Little did we know what the next six years would bring. At that point, the governance movement was finally beginning to gain traction. Institutional shareholders and governance experts were just starting to call for boards to assume more active oversight, subject strategic plans to rigorous scrutiny, hold the boss to high performance standards, and assume responsibility for management succession.

For our first Best & Worst Boards rankings, we polled the largest pension funds, money management firms, and governance experts. We focused on each board's effectiveness, accountability to shareholders, independence, and corporate performance. We measured each board against a series of best practices by studying its composition, directors' attendance records, compensation plans, and other criteria. And we caused a stir.

No, we didn't cite Enron, WorldCom, or Tyco as companies with bad boards. But we did nail Kmart, Warnaco, Archer Daniels Midland, Westinghouse, Walt Disney, and Time Warner--all of which soon had serious problems that escaped scrutiny by weak boards.

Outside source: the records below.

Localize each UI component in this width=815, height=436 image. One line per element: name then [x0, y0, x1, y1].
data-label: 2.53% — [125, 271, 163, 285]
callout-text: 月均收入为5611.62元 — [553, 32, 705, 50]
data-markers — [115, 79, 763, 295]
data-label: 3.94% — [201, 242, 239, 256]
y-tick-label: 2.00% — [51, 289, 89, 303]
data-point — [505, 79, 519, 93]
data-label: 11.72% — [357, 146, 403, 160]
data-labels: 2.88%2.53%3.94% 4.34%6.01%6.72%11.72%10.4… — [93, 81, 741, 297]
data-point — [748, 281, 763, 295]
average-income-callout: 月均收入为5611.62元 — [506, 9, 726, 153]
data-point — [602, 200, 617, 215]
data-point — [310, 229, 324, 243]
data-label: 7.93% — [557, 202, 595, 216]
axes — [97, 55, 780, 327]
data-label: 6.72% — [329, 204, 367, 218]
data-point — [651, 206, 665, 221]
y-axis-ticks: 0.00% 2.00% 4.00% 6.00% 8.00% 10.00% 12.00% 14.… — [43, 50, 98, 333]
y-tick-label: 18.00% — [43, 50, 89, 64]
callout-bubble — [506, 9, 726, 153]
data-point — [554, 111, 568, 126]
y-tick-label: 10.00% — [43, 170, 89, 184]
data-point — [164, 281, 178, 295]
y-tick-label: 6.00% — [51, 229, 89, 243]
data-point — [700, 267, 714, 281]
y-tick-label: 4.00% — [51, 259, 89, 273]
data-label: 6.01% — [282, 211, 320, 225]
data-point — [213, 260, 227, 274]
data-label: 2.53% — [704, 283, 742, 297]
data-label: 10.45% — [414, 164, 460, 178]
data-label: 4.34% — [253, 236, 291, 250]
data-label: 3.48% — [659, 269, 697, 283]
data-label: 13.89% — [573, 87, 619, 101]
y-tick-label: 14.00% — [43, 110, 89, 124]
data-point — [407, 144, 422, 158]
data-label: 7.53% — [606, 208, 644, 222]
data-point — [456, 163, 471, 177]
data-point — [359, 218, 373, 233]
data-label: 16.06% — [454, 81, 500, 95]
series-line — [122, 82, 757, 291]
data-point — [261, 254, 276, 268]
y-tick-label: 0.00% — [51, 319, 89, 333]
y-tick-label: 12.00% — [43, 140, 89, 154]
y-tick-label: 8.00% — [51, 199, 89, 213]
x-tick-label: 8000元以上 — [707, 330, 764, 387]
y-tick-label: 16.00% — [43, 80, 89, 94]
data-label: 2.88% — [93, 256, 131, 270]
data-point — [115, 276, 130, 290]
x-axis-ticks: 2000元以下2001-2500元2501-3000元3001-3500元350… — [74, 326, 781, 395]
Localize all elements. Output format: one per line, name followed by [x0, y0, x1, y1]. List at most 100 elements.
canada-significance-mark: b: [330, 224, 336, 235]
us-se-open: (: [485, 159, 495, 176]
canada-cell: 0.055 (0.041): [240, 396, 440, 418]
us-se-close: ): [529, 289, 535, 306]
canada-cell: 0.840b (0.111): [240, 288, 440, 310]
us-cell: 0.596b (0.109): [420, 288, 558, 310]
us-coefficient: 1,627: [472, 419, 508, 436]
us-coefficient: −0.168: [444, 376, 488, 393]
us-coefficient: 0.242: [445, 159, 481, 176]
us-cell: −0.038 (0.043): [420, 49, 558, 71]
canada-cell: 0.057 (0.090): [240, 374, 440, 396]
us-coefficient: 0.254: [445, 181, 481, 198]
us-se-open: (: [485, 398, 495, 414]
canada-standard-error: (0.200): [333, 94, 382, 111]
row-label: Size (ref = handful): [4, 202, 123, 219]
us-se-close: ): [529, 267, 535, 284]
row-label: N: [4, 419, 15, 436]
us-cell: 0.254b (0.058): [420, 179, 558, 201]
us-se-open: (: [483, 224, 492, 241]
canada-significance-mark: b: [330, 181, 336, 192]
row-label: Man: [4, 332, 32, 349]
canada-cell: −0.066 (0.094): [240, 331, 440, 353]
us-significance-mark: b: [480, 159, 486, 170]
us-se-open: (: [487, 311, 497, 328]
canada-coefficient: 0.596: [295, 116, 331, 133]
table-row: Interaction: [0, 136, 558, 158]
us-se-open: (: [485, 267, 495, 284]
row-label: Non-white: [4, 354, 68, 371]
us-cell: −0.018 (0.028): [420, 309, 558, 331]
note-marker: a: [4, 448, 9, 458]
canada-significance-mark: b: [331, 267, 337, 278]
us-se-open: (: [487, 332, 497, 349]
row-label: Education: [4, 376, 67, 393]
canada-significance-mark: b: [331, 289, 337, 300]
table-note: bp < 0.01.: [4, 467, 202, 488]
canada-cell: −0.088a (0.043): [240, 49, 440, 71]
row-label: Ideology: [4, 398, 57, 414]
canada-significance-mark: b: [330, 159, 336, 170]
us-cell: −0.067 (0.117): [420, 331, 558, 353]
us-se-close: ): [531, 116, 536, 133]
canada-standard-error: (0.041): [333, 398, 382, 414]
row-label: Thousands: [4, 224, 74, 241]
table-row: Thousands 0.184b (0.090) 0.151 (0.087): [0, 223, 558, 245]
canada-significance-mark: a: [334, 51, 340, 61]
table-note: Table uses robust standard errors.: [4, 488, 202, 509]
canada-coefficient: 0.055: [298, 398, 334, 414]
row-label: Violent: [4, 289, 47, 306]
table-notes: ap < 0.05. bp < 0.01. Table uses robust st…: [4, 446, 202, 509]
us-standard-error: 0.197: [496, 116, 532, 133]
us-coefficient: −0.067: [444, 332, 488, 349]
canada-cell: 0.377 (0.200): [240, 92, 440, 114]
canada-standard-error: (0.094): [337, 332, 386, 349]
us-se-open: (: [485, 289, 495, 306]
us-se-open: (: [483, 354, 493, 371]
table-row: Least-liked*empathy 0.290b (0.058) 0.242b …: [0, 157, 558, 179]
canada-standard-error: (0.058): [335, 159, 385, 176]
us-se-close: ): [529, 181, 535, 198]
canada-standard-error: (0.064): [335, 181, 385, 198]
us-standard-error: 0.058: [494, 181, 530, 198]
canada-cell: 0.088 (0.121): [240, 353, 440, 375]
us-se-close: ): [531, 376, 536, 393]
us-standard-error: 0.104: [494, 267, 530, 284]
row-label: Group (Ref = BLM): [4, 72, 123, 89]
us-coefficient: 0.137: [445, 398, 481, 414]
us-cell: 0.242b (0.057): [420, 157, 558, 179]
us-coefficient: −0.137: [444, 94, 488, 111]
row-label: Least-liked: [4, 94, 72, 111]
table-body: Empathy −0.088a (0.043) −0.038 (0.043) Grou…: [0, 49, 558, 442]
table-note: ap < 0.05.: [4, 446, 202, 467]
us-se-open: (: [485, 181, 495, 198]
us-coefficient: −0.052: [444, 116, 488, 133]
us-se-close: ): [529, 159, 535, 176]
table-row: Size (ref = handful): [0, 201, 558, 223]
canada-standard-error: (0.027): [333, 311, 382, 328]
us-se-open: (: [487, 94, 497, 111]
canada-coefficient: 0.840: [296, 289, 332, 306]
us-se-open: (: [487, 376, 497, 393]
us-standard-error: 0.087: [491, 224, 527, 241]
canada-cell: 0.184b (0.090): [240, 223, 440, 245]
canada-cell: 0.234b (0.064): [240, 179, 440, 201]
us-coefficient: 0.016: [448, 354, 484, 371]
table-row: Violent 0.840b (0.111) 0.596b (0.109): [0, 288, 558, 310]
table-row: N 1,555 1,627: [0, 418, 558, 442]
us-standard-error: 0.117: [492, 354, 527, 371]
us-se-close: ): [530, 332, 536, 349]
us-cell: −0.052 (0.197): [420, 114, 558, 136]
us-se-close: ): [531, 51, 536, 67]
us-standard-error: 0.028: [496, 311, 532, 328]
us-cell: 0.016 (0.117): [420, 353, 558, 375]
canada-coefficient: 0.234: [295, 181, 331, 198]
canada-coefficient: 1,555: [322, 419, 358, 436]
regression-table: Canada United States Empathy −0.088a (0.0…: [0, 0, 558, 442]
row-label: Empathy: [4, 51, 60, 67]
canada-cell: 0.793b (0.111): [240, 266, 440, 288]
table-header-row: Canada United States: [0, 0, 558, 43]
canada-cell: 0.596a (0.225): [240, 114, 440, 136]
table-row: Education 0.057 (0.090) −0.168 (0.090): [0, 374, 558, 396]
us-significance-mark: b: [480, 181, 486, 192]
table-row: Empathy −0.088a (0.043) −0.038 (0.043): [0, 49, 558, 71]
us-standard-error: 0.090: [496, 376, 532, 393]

This year, we've expanded our original best and worst list to include three new categories: most improved boards, boards that need work, and the Hall of Shame. We're happy to report that some companies on our early "worst" lists--among them Waste Management, Disney, Computer Associates, and Cendant--are now "most improved." In general, the trend is up for nearly all the companies we examined. A big cleanup is under way.

In raging bull markets, good governance may not matter much to investors. But when companies get in trouble, investors are quick to ask: "Where was the board?" Once CEOs are called upon to testify, or when the stock collapses amid allegations of accounting fraud, or when upper management pay packages draw ridicule, it is too late.

Now, as in 1996, our rankings are a guide to which boards are likely to navigate the future with fewer mishaps.